How to Catch Monster Largemouth Bass

Take a Bow This 5-pounder was pulled from a small Minnesota lake. Photo by Bill Lindner

Leave the little worms and crankbaits home, because a big postspawn largemouth wants a big postspawn meal. Large swimbaits and giant worms are the name of the game—if, that is, you’ve got the dedi­cation to throw them from sunup to sundown. Here’s your battle plan, Icy Hot not included.

Friday Evening
Prep your tackle now because the action can happen right out of the gate on Saturday morning. Since you're focusing on big bass, limiting your tackle to gear suited only for hawgs takes away the temptation to play with the little fish. You want a stout 7-foot 6-inch swimbait rod and a baitcaster loaded with 16-​pound fluoro­carbon. Make sure your drag is oiled, as it will hopefully be spinning. You also need a 7-foot worming outfit with plenty of backbone, loaded with 14-pound fluoro.
Fire up your electronics—or grab a paper chart—and figure out a few key areas to hit at first light. What you want to look for is deeper water in close proximity to the shallows where bass spawn. Creek channels that act as highways between shallow and deep water make excellent targets, as do any submerged points near the spawning grounds in 6 to 14 feet of water.

Saturday Morning
In much of the country, the postspawn coincides with the shad spawn. In the early morning, fan-cast a 6- or 8-inch clear-and-gold or pearl paddle-tail swimbait around those deep spots you marked last night. If you don't get bit in the first two hours, roam a little shallower and keep an eye out for flips and dimples from spawning shad around rocky outcrops and riprap points. When you find activity, work your swimbait around the perimeter, as this is where the big bass will lie in wait for a wayward shad.

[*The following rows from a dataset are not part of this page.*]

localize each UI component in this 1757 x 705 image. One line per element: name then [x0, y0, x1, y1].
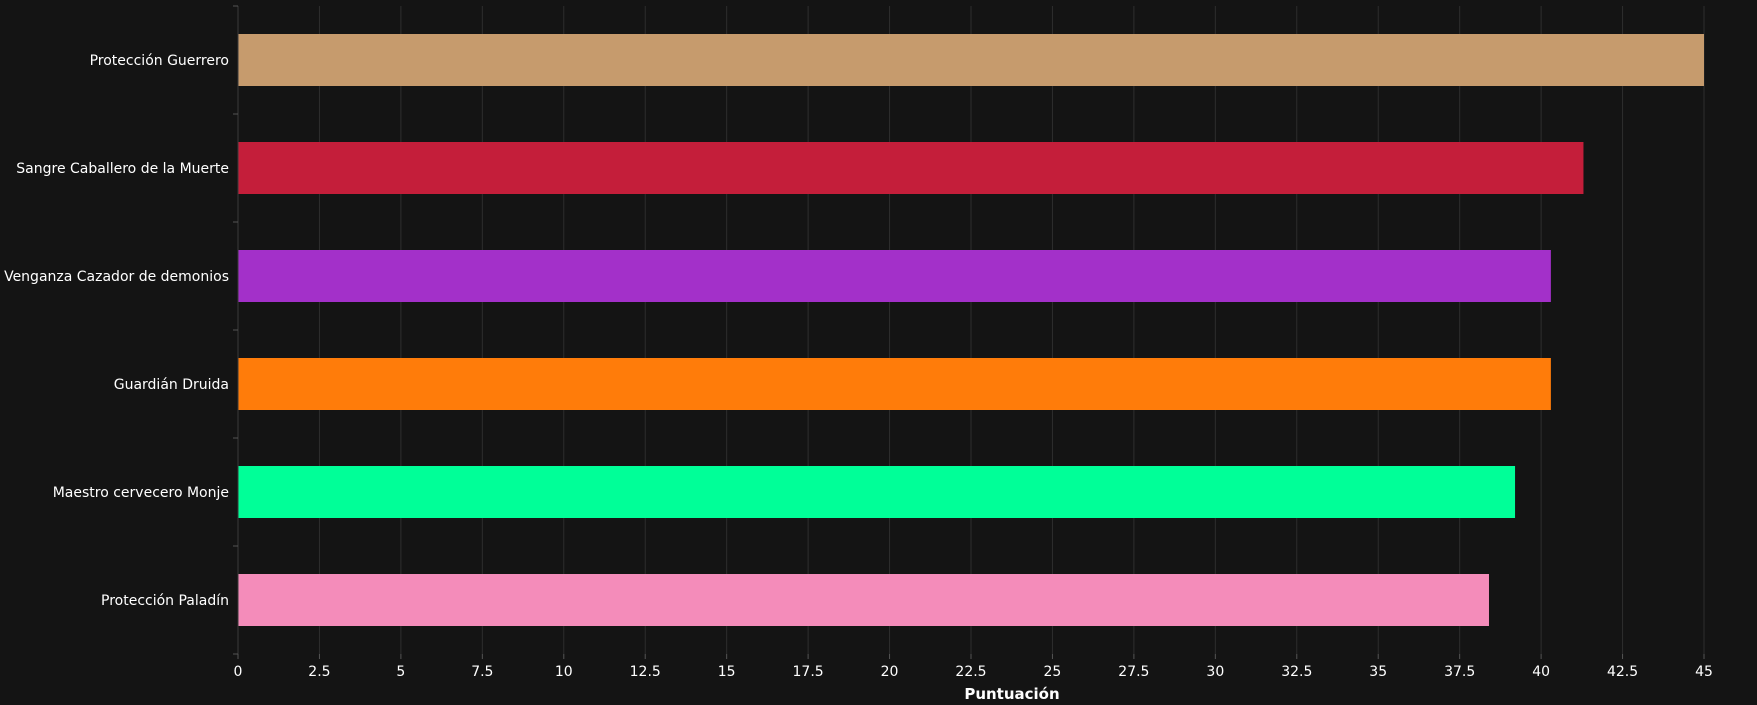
bar-chart: 0 2.5 5 7.5 10 12.5 15 17.5 20 22.5 25 27.5 30 32.5 35…	[4, 5, 1713, 703]
x-tick-label: 15	[718, 664, 736, 680]
bar[interactable]	[238, 466, 1516, 518]
grid-lines	[318, 6, 1705, 654]
category-label: Protección Guerrero	[90, 53, 229, 69]
x-tick-label: 20	[881, 664, 899, 680]
category-label: Sangre Caballero de la Muerte	[16, 161, 229, 177]
x-tick-label: 22.5	[955, 664, 986, 680]
bar[interactable]	[238, 34, 1704, 86]
x-tick-label: 42.5	[1607, 664, 1638, 680]
x-tick-label: 10	[555, 664, 573, 680]
x-tick-labels: 0 2.5 5 7.5 10 12.5 15 17.5 20 22.5 25 27.5 30 32.5 35…	[234, 664, 1713, 680]
category-label: Venganza Cazador de demonios	[4, 269, 229, 285]
x-tick-label: 17.5	[793, 664, 824, 680]
category-label: Maestro cervecero Monje	[53, 485, 229, 501]
category-labels: Protección Guerrero Sangre Caballero de l…	[4, 53, 229, 609]
x-tick-label: 40	[1532, 664, 1550, 680]
chart-container: 0 2.5 5 7.5 10 12.5 15 17.5 20 22.5 25 27.5 30 32.5 35…	[0, 0, 1757, 703]
bar[interactable]	[238, 358, 1551, 410]
x-tick-label: 0	[234, 664, 243, 680]
category-label: Protección Paladín	[101, 593, 229, 609]
x-tick-label: 35	[1369, 664, 1387, 680]
x-tick-label: 7.5	[471, 664, 493, 680]
x-tick-label: 45	[1695, 664, 1713, 680]
bar[interactable]	[238, 142, 1584, 194]
bar[interactable]	[238, 574, 1489, 626]
x-tick-label: 27.5	[1118, 664, 1149, 680]
x-axis-title: Puntuación	[964, 685, 1059, 701]
axes	[233, 5, 1705, 659]
x-tick-label: 25	[1044, 664, 1062, 680]
x-tick-label: 37.5	[1444, 664, 1475, 680]
category-label: Guardián Druida	[114, 377, 229, 393]
x-tick-label: 32.5	[1281, 664, 1312, 680]
x-tick-label: 30	[1206, 664, 1224, 680]
x-tick-label: 5	[396, 664, 405, 680]
bar[interactable]	[238, 250, 1551, 302]
x-tick-label: 2.5	[308, 664, 330, 680]
x-tick-label: 12.5	[630, 664, 661, 680]
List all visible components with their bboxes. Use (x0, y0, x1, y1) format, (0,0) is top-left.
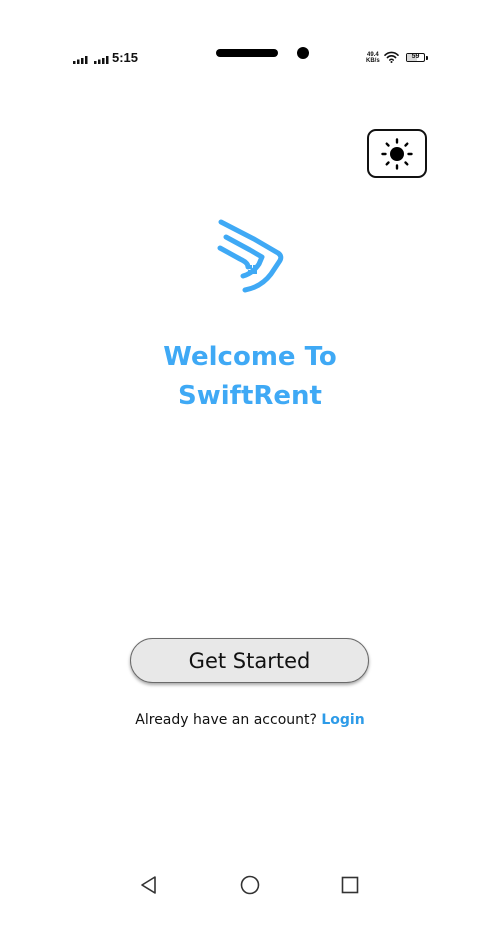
camera-cutout (216, 49, 278, 57)
login-link[interactable]: Login (321, 712, 364, 728)
camera-dot (297, 47, 309, 59)
wifi-icon (384, 51, 399, 63)
login-prompt: Already have an account? Login (0, 712, 500, 728)
signal-icon (94, 56, 109, 64)
swiftrent-logo-icon (217, 219, 284, 293)
status-time: 5:15 (112, 50, 139, 65)
welcome-title-line2: SwiftRent (178, 381, 322, 411)
status-bar: 5:15 49.4 KB/s 59 (0, 0, 500, 110)
back-icon[interactable] (139, 875, 159, 895)
network-speed-unit: KB/s (366, 58, 380, 64)
welcome-title-line1: Welcome To (163, 342, 337, 372)
battery-level-text: 59 (411, 53, 420, 60)
welcome-title: Welcome To SwiftRent (0, 338, 500, 416)
get-started-button[interactable]: Get Started (130, 638, 369, 683)
signal-icon (73, 56, 88, 64)
battery-icon: 59 (406, 53, 428, 62)
sun-icon (381, 137, 413, 170)
network-speed: 49.4 KB/s (366, 52, 380, 64)
theme-toggle-button[interactable] (367, 129, 427, 178)
account-prompt-text: Already have an account? (135, 712, 317, 728)
recents-icon[interactable] (340, 875, 360, 895)
home-icon[interactable] (240, 875, 260, 895)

Open Wide An Alabama lunker comes to the boat. Photo by Brian Grossenbacher

Midday
If you haven't bested a beast by noon, pick up the worm rod, head back to the deep areas where you started, and fish slowly on the bottom with a Texas-rigged 10- to 12-inch ­ribbon-​tail worm in green pumpkin or grape. Feel for subtle differences in the bottom, such as drops, brush, grass, or lone pieces of hard structure. Be sure to alter your retrieve cadence. For example, if you slowly dragged the worm over a piece of structure on the first retrieve, recast and aggressively pop it over on the second pass. Quite often, a big bass will follow a worm for a while but only eat it when it makes an abrupt movement.

Evening
Pick up the swimbait rod and stick with it until just after dark. Focus your efforts on points. Those you can clearly see as an extension of land are good, but hidden gems only visible with your electronics are better. Cast across the points and reel quickly. Keep the bait closer to the surface as the sun sets, allowing it to create a wake. Brace yourself; if you get hit now, it's likely to be a heart-​­stopping explosion.
If you're hawgless by the time you go to bed, set your alarm for zero-dark-thirty and go rogue on Sunday. Don't stray too far from those deep areas near spawning grounds, but try throwing the big stuff around key pieces of shoreline structure where you'd normally throw a smaller spinnerbait later in the season. If you move or catch a smaller bass, back up and work the same area a little farther offshore. Your tank could be hanging on the edge of the brat pack.

Essential Lure

Photo by Cliff Gardiner & John Keller

Basstrix Paddle Tail, 6-inch: Fan-cast swimbaits that mimic shad, which spawn during the largemouth postspawn. Target deep spots near shallows.